The strongest and simplest tippet to fly knot there is is the Pitzen knot.
The Pitzen Knot is referred to under a number of differnt names including the Eugene Bend, Pitzen, and the 16-20 knot. Lefty Kreh was very familiar with this particular knot and adept at tying it, he referred to it as the Fishermans knot and reckoned it had been around since the 1950’s.
The credited inventor seems to have been Mr Edward Pitzenbauer of Germany.
More recently it has been referred to it as the 16-20 Knot in reference to the 16-20 club. The fly anglers of the club managing to catch a salmon that weighed sixteen pounds a size #20 fly using this knot.
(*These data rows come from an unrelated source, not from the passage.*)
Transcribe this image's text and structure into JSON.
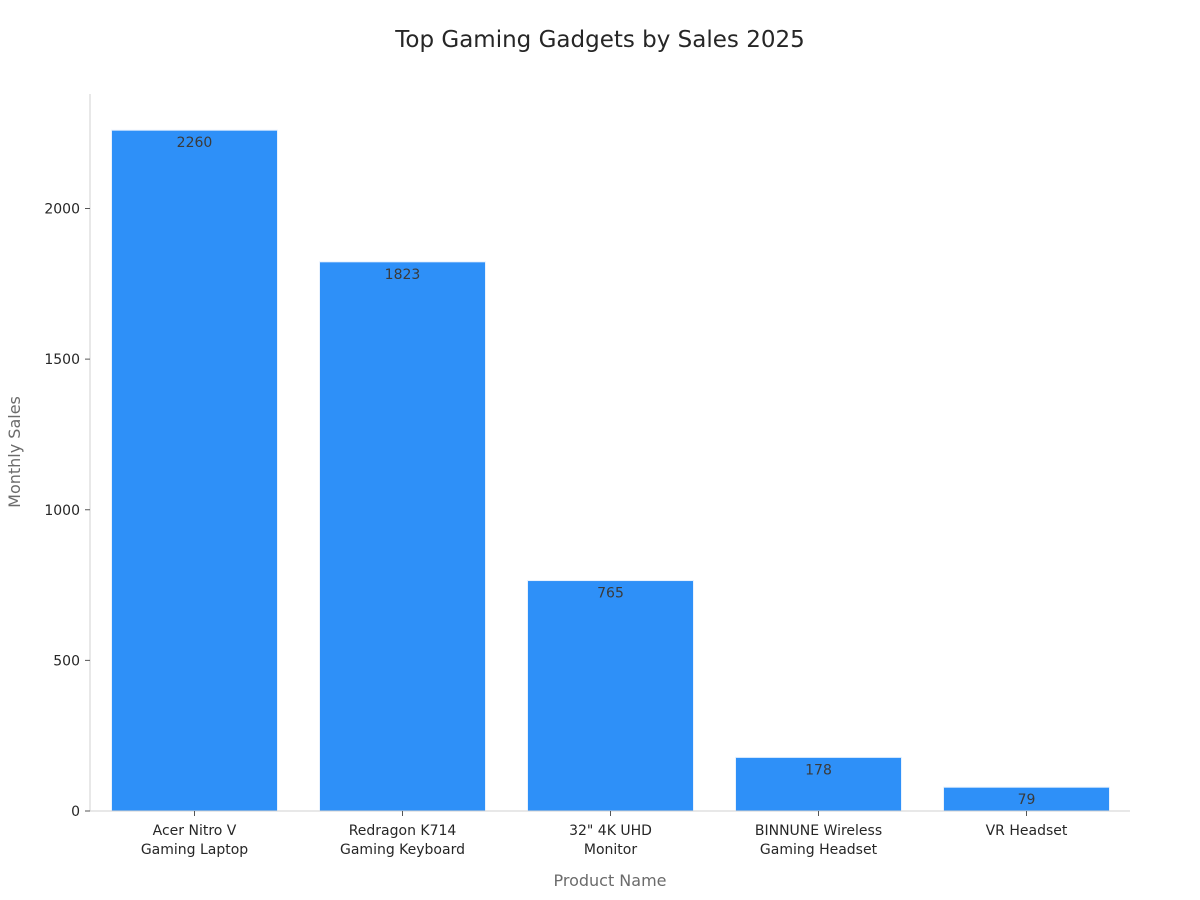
{
  "chart_data": {
    "type": "bar",
    "title": "Top Gaming Gadgets by Sales 2025",
    "xlabel": "Product Name",
    "ylabel": "Monthly Sales",
    "categories": [
      [
        "Acer Nitro V",
        "Gaming Laptop"
      ],
      [
        "Redragon K714",
        "Gaming Keyboard"
      ],
      [
        "32\" 4K UHD",
        "Monitor"
      ],
      [
        "BINNUNE Wireless",
        "Gaming Headset"
      ],
      [
        "VR Headset"
      ]
    ],
    "values": [
      2260,
      1823,
      765,
      178,
      79
    ],
    "value_labels": [
      "2260",
      "1823",
      "765",
      "178",
      "79"
    ],
    "yticks": [
      0,
      500,
      1000,
      1500,
      2000
    ],
    "ylim": [
      0,
      2400
    ],
    "grid": false,
    "bar_color": "#2e90f8"
  }
}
(The San Diego Jam Knot is one of the derivatives of this knot. The only difference is the tag end runs through the opening on the bottom before the loop located at the top. This extra step adds an additional pressure point to the dynamics of the knot and gives the San Diego Jam Knot the ability to be used on a slippery braided line)
Whatever name you choose to call it, the Pitzen Knot it is an incredibly effective way to tie a fly to leader. It’s kind of a reverse clinch knot, however it is many times stronger - the clinch is actually one of the weakest fly to tippet knots there is.
The knot is well tested to retain 95 percent of the breaking strength of the line. Tying this knot is easier if you are using tippets or a lighter line than it is for a heavier line.
- It retains more than 95% of the line’s breaking strain
- It is simple to tie and can be learned in a few minutes
- It can be tied in any conditions – cold fingers, rocking boat or when you have spotted a big fish!
- Because it cinches up with a little ‘pop’ it is easy to tell when it is tied correctly
Pitzen Knot Tying Instructions
Thread the line through the eye of the hook and loop the tag back under the standing part.
Hook line around tip of index finger and wind the tag back down around the two parallel lines. Make three wraps working back down toward the eye.
Pass the tag end back through the small loop being held by your finger.
Tighten the knot down onto the standing line. Lubricate the knot and the line and slide the knot down to the hook eye. Do this with your finger tips, not by pulling the standing line. Once the knot is in position at the hook, then pull tight.
You must feel the click and see the tag end exit the front of the knot almost parallel with the standing line. If either of those does not happen, cut the knot and tie another.